Il sipario...Le luci...Il respiro dei bambini. Il sipario...Le luci...Il respiro dei bambini. Il sipario...Le luci...Il resp...«Vittoria! Sono le 8. Hai finito?» Il sipario svanì d'un tratto e si riaccesero le luci nella saletta in cui stava tenendo la lezione, dove i bambini ancora stavano mettendo in pratica la respirazione. Vittoroa posò lo sguardo su Matilde, sua compagna di difesa personale e grande amica, la quale la stava osservando con attenzione, quasi stesse cercando di capire a che cosa stesse davvero pensando in quel momento. «Ciao Matilde», la salutò Vittoria e riferendosi nuovamente ai suoi allievi, li invitò a mettersi in riga per fare il saluto. «Fai anche la prossima ora?», chiese Matilde, ma Vittoria sapeva che per quella serata era previsto il pieno e non voleva mettere in difficoltà il suo capo. «No, stasera devo correre. Sarà per la prossima». Corse in spogliatoio e si lavò di fretta e furia, per poi sistemarsi al meglio e indossare l'uniforme prevista dal ristorante in cui stava temporaneamente sostituendo Alessio, conosciuto in Università, come cameriera.

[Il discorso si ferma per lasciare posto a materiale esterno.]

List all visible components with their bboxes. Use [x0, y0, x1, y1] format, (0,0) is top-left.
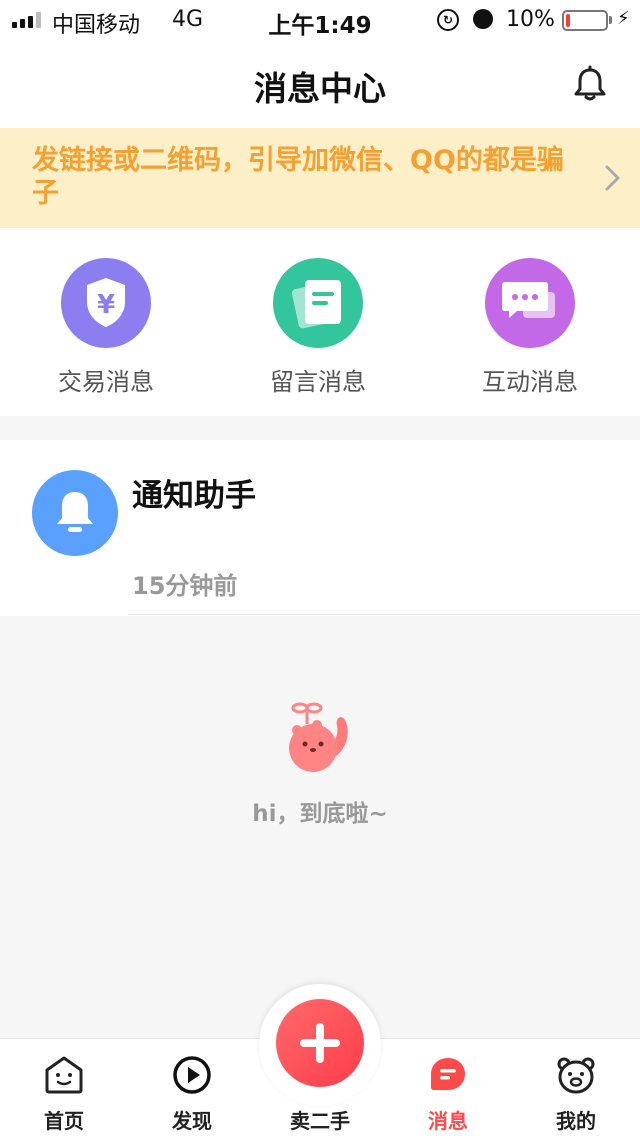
message-categories: ¥ 交易消息 留言消息 互动消息	[0, 228, 640, 416]
fraud-warning-banner[interactable]: 发链接或二维码，引导加微信、QQ的都是骗子	[0, 128, 640, 228]
orientation-lock-icon: ↻	[437, 9, 459, 31]
charging-bolt-icon: ⚡	[617, 8, 630, 29]
category-comment-messages[interactable]: 留言消息	[233, 258, 403, 397]
status-bar: 中国移动 4G 上午1:49 ↻ 10% ⚡	[0, 0, 640, 40]
alarm-icon	[473, 9, 493, 29]
notification-title: 通知助手	[132, 478, 256, 514]
header: 消息中心	[0, 40, 640, 128]
battery-icon	[562, 10, 608, 31]
tab-label: 发现	[172, 1109, 212, 1133]
fraud-warning-text: 发链接或二维码，引导加微信、QQ的都是骗子	[32, 145, 564, 209]
category-label: 交易消息	[58, 368, 154, 396]
page-title: 消息中心	[254, 69, 386, 108]
tab-label: 我的	[556, 1109, 596, 1133]
sell-button[interactable]	[276, 999, 364, 1087]
notification-assistant-item[interactable]: 通知助手 15分钟前	[0, 440, 640, 616]
tab-discover[interactable]: 发现	[128, 1039, 256, 1136]
category-label: 留言消息	[270, 368, 366, 396]
divider	[128, 614, 640, 615]
svg-text:¥: ¥	[97, 290, 115, 320]
bell-icon	[32, 470, 118, 556]
bell-icon[interactable]	[570, 64, 610, 104]
tab-messages[interactable]: 消息	[384, 1039, 512, 1136]
end-of-list: hi，到底啦~	[0, 700, 640, 828]
battery-tip	[609, 16, 612, 24]
yuan-shield-icon: ¥	[61, 258, 151, 348]
tab-home[interactable]: 首页	[0, 1039, 128, 1136]
category-interaction-messages[interactable]: 互动消息	[445, 258, 615, 397]
message-icon	[428, 1055, 468, 1095]
category-trade-messages[interactable]: ¥ 交易消息	[21, 258, 191, 397]
battery-percent: 10%	[506, 7, 555, 32]
category-label: 互动消息	[482, 368, 578, 396]
end-of-list-text: hi，到底啦~	[252, 801, 388, 827]
tab-profile[interactable]: 我的	[512, 1039, 640, 1136]
mascot-icon	[275, 700, 365, 780]
play-circle-icon	[172, 1055, 212, 1095]
chevron-right-icon	[600, 164, 624, 192]
chat-bubbles-icon	[485, 258, 575, 348]
notification-time: 15分钟前	[132, 572, 238, 600]
home-face-icon	[44, 1055, 84, 1095]
tab-label: 消息	[428, 1109, 468, 1133]
battery-level	[566, 14, 570, 27]
tab-label: 卖二手	[290, 1109, 350, 1133]
plus-icon	[300, 1023, 340, 1063]
notes-icon	[273, 258, 363, 348]
tab-label: 首页	[44, 1109, 84, 1133]
bear-face-icon	[556, 1055, 596, 1095]
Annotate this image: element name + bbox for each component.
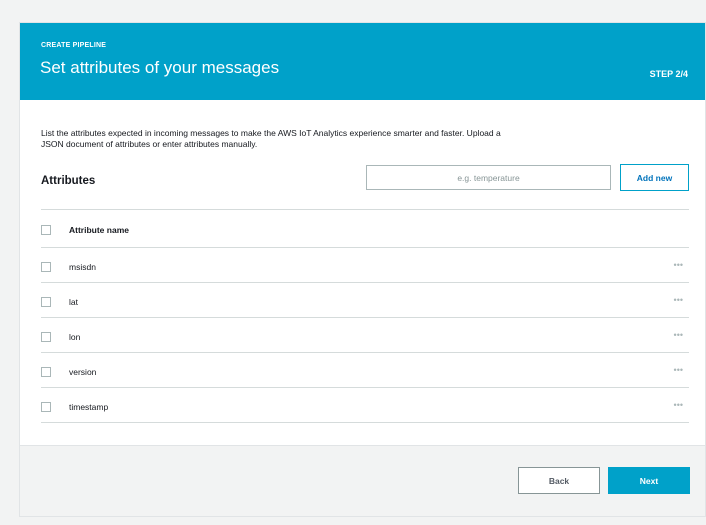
attribute-name-cell: timestamp — [69, 402, 109, 412]
next-button[interactable]: Next — [608, 467, 690, 494]
table-row: version ••• — [41, 353, 689, 388]
description-text: List the attributes expected in incoming… — [41, 128, 501, 149]
row-checkbox[interactable] — [41, 402, 51, 412]
step-indicator: STEP 2/4 — [649, 69, 688, 79]
more-options-icon[interactable]: ••• — [674, 400, 683, 410]
wizard-footer — [20, 445, 705, 516]
attribute-name-input[interactable] — [366, 165, 611, 190]
table-row: lat ••• — [41, 283, 689, 318]
table-row: timestamp ••• — [41, 388, 689, 423]
more-options-icon[interactable]: ••• — [674, 295, 683, 305]
column-header-attribute-name: Attribute name — [69, 225, 129, 235]
wizard-eyebrow: CREATE PIPELINE — [41, 42, 107, 49]
select-all-checkbox[interactable] — [41, 225, 51, 235]
attribute-name-cell: version — [69, 367, 97, 377]
table-row: lon ••• — [41, 318, 689, 353]
table-header-row: Attribute name — [41, 210, 689, 248]
wizard-header: CREATE PIPELINE Set attributes of your m… — [20, 23, 705, 100]
attribute-name-cell: lon — [69, 332, 81, 342]
row-checkbox[interactable] — [41, 367, 51, 377]
back-button[interactable]: Back — [518, 467, 600, 494]
row-checkbox[interactable] — [41, 297, 51, 307]
attribute-name-cell: lat — [69, 297, 78, 307]
attribute-name-cell: msisdn — [69, 262, 96, 272]
row-checkbox[interactable] — [41, 262, 51, 272]
more-options-icon[interactable]: ••• — [674, 260, 683, 270]
more-options-icon[interactable]: ••• — [674, 330, 683, 340]
more-options-icon[interactable]: ••• — [674, 365, 683, 375]
table-row: msisdn ••• — [41, 248, 689, 283]
attributes-section-title: Attributes — [41, 175, 96, 187]
create-pipeline-card: CREATE PIPELINE Set attributes of your m… — [19, 22, 706, 517]
attributes-table: Attribute name msisdn ••• lat ••• lon ••… — [41, 209, 689, 423]
page-title: Set attributes of your messages — [40, 58, 280, 77]
row-checkbox[interactable] — [41, 332, 51, 342]
add-new-button[interactable]: Add new — [620, 164, 689, 191]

Salita in macchina non accese la radio come suo solito, anzi, decise di godersi il viaggio fino Corso Moncalieri e pensare alla caotica serata che la attendeva, alle numerose portate che avrebbe dovuto servire, alle pulizie che avrebbe dovuto fare e al risveglio traumatico del giorno successivo per andare in Università. Le risultava difficile, quasi impossibile, non concentrarsi su nulla; la sua testa viaggiava sempre in maniera incontrollata e finiva per immaginare scenari catastrofici. Caos. Pensava in maniera compulsiva al fatto che quella sera si sarebbe dovuta impegnare a prendere le ordinazioni in maniera chiara ed ordinata, in modo tale da facilitare il lavoro ai cuochi in cucina; pensava che avrebbe dovuto fare uno sforzo in più e portare più piatti alla volta, così da ridurre il lavoro ai suoi colleghi. Pensava solamente al fatto che quella sera avrebbe dato il 100% di sè stessa, perchè il suo capo avea riposto fiducia nelle parole di Alessio, il quale l'aveva definita come una ragazza disponibile, ben organizzata e soprattutto predisposta a lavorare sotto pressione, cosa non vera, perché lei ha sempre odiato fare le cose di fretta per paura di farle male e di deludere sè stessa e gli altri. Caos, un disordine che Vittoria non ha mai apprezzato. Caos, una confusione che Vittoria non è mai riuscita a comprendere. Caos, un comportamento così vicino al suo modo di essere, perché è nel caos che è sempre riuscita a trovare il suo equilibrio e a trovare la forza per vincere le sue battaglie. Caos.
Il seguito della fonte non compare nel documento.